En forma y contenido es evidente el afán de subvertir todas las convenciones del cine. Primeramente en la elección del formato. La cinta es filmada en VHS, y presentada con los accidentes de una mala grabación, grano reventado, imagen difusa o deslavada, a ratos correcta: una cinta recuperada de la basura tras largos años de olvido, con la función de auto tracking intentando fijar la nitidez imposible. Con ese material se filman los despropósitos y delirios, los excesos abominables de cuatro supuestos ancianos en una juerga nocturna, con máscaras que semejan escrotos, salidas de una variante de Masacre en cadena, de Tobe Hooper.
Las gracias geriátricas incluyen defecar en la acera, fornicar frenéticamente árboles y botes de basura, secuestrar a un bebé, sodomizar mujeres obesas, invadir las casas en la periferia de Nashville y humillar a seres casi igual de grotescos haciéndolos remplazar la miel de sus hot cakes por jabón líquido, para obligarlos después a consumirlos. No todos los excesos crueles en la cinta tienen esa misma obviedad de capricho de punk adolescente tardío.
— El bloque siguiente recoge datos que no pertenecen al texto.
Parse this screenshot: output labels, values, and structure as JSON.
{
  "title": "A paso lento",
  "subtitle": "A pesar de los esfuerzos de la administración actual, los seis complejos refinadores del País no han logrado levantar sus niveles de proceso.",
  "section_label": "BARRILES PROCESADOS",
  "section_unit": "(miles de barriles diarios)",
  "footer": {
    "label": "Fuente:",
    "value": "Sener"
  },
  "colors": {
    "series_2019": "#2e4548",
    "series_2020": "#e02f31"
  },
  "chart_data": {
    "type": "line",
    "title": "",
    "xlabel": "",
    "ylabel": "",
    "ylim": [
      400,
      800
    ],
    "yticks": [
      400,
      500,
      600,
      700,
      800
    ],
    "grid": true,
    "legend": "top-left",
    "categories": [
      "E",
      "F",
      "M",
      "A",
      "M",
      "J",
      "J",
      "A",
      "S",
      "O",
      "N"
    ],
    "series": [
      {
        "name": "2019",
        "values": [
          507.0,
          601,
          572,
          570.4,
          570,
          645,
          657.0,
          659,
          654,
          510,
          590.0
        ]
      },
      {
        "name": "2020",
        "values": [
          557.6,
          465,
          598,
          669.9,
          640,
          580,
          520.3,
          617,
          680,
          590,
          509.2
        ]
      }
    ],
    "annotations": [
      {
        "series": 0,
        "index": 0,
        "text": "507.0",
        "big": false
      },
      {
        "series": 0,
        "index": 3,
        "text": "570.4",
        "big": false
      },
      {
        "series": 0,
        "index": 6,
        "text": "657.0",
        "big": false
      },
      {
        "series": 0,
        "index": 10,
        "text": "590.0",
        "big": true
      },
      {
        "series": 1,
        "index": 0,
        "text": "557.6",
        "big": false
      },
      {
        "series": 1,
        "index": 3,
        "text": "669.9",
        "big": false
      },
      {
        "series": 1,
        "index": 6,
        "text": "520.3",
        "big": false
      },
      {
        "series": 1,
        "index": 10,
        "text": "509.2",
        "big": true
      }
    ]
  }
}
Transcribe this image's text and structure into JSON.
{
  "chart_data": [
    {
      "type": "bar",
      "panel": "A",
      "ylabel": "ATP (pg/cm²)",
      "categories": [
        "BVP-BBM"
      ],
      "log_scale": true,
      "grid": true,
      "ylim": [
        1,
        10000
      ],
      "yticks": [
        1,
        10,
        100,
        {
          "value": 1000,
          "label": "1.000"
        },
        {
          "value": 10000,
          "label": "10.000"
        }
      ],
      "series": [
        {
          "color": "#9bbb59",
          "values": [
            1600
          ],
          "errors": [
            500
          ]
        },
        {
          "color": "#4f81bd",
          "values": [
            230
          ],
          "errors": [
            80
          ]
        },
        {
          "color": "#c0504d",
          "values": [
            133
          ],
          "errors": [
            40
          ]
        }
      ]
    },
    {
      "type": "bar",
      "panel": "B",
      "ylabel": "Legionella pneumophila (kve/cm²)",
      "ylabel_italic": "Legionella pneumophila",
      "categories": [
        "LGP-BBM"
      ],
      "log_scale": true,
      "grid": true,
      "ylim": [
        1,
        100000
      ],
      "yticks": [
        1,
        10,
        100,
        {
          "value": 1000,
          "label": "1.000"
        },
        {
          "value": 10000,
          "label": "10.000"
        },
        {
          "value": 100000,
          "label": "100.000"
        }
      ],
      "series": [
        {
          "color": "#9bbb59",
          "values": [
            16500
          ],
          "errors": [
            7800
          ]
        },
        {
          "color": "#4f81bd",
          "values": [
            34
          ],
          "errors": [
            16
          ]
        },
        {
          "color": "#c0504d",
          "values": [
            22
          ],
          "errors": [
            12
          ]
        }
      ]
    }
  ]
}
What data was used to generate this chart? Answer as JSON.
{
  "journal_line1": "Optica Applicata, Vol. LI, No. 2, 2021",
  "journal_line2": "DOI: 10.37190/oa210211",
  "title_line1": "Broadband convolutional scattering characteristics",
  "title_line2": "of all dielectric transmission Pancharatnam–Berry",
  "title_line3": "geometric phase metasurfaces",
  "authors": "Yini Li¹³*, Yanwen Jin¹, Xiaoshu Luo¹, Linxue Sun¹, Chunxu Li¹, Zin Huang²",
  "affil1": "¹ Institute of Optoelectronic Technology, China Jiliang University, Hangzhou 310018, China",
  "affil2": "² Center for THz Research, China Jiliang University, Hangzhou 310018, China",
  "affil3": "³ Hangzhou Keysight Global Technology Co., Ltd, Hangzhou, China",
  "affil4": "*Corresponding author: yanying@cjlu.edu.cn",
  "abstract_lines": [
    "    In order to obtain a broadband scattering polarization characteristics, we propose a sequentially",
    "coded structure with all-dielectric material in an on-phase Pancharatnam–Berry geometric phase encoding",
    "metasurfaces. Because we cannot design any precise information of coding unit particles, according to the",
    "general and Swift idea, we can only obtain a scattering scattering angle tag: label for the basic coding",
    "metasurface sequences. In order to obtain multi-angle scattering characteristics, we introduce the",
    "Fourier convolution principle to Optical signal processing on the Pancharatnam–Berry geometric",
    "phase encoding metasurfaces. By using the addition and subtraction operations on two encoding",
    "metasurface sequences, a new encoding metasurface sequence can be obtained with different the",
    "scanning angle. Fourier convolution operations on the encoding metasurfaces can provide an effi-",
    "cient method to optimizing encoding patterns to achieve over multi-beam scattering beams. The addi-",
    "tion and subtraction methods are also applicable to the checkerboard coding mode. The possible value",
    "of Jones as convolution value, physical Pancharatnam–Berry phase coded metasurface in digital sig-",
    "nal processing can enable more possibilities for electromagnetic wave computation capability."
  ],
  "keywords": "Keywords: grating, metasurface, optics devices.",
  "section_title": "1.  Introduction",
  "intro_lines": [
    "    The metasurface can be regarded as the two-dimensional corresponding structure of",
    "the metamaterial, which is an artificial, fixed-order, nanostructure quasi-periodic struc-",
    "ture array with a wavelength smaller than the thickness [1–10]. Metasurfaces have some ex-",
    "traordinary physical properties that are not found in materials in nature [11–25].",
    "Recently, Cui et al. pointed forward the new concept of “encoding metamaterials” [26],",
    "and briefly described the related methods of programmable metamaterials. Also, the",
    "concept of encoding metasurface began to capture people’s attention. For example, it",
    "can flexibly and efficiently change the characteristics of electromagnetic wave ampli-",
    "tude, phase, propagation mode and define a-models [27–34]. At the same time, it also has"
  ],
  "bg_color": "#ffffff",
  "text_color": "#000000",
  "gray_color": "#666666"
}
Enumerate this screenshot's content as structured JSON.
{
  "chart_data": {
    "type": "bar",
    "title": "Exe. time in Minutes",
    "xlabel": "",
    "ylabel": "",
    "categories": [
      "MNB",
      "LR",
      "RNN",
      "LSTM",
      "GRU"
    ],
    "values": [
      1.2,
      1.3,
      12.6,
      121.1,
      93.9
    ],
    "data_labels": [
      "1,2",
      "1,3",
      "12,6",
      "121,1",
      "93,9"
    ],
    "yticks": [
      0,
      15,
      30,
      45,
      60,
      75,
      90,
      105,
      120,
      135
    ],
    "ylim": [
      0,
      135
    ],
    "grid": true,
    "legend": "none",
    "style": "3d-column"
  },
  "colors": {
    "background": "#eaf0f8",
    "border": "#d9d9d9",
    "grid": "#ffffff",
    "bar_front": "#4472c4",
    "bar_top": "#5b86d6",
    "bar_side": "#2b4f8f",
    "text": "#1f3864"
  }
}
Hay el goce sofisticado con que una anciana enseña a un infante a colocar diestramente una navaja de rasurar dentro de una manzana, para ofrecerla después a algún incauto y disfrutar el efecto sangriento.
El conjunto de bromas sádicas va acompañado de los alaridos y graznidos de la banda geriátrica (dos de sus integrantes son el propio director y su esposa), o de canciones de cuna repetidas fragmentada e incansablemente.
Hay momentos humorísticos bien logrados, como el monólogo que imagina un mundo de personas sin cabeza, donde las modelos serían juzgadas por la belleza de sus hombros, y las funciones corporales se redefinirían de modo extravagante. Un mundo imaginado por Rabelais o Jonathan Swift, con valores estéticos trastocados o en hipertrofia indetenible: un carnaval esperpéntico, caricatura despiadada de ese mundo de violencia y desolación que hoy día refieren los diarios.
Si en 1972 John Waters se preciaba de mostrar en Pink flamingos (obra de culto) los excesos de la familia más fea y grotesca del mundo, su posible discípulo treintañero, Harmony Korine, presenta aquí a su pequeña banda de desquiciados sádicos y lujuriosos desatando el caos en una barriada desierta.
Cabe pensar que si los protagonistas hubieran llevado las máscaras de Bush o Silvio Berlusconi, o de cualquier esperpento parecido, el efecto satírico habría sido menos alegórico y posiblemente más contundente.
Queda advertido el espectador: Trash Humpers es una película abierta y deliberadamente irritante. El espejo apenas deformador de gustos y consumismos chatarras.